Gogga or goggo – this refers to any insect. Both of the “g” sounds are pronounced with a guttural sound like the “ch” in loch.
Howzit – a very common greeting in South Africa; reserved for informal and friendly occasions. It is a contraction of “how is it?” and should not be used in any kind of formal setting.
Hayibo (hi-yi-boh) – usually said in disbelief as an exclamation.
Isit (iz-it) – used in the same context as “oh really, is that so?” this is an informal exclamation of surprise, that is sometimes used playfully when teasing someone.
Jislaaik (yiss-like) – an expression of shock or horror.
Jol (jorl) – a big party or lots of fun.
Kif – used to describe anything good, great or exciting.
Koeksister (cook-sister) – sweet dough that is deep-friend and dipped into cold syrup. The Afrikaans folk often freeze them and eat them ice-cold, but they are delicious hot and fresh too.
Lekker (lacker) – nice, wonderful, delicious, cool or fun.
Mampoer (mum-poor) – a very strong fruit-based brandy that should only be consumed in very small quantities due to its high alcohol content.
Muti (moo-ti) – this refers to traditional African medicine, made from herbs and other natural ingredients and sometimes associated with witchcraft.
Now-now – although English, this has quite a different meaning in South Africa. It is a reference to a period of time that is not defined.

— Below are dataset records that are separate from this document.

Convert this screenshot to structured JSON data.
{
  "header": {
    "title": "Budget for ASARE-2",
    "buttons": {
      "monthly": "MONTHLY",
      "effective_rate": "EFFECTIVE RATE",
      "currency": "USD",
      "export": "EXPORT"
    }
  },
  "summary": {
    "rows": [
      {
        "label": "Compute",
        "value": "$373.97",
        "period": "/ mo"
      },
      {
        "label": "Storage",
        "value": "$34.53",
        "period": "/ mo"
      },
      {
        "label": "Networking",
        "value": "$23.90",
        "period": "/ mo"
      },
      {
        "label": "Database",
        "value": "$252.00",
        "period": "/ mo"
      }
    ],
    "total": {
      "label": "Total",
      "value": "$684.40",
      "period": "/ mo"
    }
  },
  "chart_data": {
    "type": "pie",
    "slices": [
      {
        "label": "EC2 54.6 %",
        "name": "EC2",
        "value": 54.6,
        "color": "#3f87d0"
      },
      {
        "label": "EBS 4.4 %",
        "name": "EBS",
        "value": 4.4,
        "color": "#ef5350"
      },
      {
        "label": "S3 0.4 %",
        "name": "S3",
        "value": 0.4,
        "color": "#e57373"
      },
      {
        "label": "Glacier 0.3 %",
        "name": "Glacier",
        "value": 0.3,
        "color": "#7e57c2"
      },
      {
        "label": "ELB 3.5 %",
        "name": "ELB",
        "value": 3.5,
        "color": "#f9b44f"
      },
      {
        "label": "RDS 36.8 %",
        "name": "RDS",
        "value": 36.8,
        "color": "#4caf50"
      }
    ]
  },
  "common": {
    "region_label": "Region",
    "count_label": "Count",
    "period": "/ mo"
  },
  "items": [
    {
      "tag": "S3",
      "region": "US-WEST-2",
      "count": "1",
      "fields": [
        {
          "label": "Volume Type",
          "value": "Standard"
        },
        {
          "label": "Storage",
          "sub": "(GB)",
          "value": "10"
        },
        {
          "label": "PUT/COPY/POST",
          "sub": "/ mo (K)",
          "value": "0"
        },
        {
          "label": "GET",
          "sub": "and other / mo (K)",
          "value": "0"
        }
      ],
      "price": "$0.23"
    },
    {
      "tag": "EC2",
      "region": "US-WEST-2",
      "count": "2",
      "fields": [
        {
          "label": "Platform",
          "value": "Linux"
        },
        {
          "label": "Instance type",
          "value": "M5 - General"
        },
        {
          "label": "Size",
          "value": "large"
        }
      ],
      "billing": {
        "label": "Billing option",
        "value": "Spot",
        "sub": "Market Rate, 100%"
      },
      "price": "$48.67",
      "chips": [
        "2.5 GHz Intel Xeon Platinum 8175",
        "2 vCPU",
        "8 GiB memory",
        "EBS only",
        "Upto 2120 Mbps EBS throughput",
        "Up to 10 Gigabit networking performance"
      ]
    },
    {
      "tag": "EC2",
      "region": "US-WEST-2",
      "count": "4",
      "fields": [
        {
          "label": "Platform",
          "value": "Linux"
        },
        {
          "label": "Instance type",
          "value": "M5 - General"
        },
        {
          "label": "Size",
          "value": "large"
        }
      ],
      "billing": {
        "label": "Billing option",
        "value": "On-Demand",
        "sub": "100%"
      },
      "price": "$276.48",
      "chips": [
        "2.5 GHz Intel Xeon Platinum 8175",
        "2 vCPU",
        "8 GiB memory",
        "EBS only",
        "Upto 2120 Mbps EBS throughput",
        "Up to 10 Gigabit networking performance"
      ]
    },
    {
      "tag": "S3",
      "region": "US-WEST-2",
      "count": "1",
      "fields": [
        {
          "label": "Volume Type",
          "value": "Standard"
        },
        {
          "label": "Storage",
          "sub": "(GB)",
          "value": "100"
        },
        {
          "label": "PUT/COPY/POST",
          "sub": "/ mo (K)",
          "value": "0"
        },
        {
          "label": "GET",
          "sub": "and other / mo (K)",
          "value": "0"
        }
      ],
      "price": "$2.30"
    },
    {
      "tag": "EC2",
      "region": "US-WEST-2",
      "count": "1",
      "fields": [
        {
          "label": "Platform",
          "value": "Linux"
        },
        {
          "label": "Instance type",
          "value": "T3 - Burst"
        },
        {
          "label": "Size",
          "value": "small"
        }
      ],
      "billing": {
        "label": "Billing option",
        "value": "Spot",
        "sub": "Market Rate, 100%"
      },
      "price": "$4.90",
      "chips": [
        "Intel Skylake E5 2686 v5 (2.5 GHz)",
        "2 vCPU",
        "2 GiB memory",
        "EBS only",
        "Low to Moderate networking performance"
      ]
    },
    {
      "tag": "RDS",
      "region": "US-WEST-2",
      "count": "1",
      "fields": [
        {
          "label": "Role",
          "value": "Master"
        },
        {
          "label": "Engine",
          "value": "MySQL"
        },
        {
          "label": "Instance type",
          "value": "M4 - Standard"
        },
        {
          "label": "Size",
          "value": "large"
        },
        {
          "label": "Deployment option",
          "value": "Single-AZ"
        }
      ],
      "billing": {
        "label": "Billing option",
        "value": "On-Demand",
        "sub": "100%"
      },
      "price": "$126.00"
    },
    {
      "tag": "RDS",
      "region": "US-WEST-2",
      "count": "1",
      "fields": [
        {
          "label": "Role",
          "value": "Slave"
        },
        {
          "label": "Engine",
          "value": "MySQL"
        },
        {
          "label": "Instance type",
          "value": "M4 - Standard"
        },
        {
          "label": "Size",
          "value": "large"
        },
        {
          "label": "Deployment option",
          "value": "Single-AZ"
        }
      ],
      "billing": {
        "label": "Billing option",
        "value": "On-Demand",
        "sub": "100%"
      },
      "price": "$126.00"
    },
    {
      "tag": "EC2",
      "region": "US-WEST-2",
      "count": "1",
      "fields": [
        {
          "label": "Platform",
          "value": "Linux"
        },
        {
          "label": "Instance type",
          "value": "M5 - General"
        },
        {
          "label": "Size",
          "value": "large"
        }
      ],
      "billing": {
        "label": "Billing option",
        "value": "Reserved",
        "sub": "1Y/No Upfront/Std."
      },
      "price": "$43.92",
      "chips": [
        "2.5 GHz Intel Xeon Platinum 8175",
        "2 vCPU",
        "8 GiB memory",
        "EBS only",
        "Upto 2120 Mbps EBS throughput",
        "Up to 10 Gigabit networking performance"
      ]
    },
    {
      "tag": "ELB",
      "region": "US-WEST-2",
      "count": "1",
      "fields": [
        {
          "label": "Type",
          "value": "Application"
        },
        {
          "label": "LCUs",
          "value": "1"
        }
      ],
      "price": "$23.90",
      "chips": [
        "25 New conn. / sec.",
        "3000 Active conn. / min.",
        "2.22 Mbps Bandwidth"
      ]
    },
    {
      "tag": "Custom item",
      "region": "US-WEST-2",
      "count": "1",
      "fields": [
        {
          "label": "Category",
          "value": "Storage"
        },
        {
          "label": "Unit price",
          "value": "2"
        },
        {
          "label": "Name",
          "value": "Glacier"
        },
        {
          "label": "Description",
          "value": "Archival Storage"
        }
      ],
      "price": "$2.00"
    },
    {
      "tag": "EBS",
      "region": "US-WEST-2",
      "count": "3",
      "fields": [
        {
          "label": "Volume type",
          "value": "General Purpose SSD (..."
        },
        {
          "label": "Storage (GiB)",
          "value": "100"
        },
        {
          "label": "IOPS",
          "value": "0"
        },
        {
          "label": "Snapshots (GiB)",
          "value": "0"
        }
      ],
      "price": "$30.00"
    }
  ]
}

It could mean soon or within a few hours.
Robot – South Africans commonly refer to traffic lights as robots, causing quite some confusion amongst visitors, understandably.
Shebeen – a tavern in the informal settlements or townships, frequented by locals and very vibrant.
Skelm (ske-lim) or skabenga – these words refer to criminals or unsavoury types that should be avoided.
Ubuntu (oo-boon-too) – a term that is widely known for representing the natural sense of love and community that promotes caring for others, whether you know them or not.
Yebo (yeah-boh) – meaning “yes”.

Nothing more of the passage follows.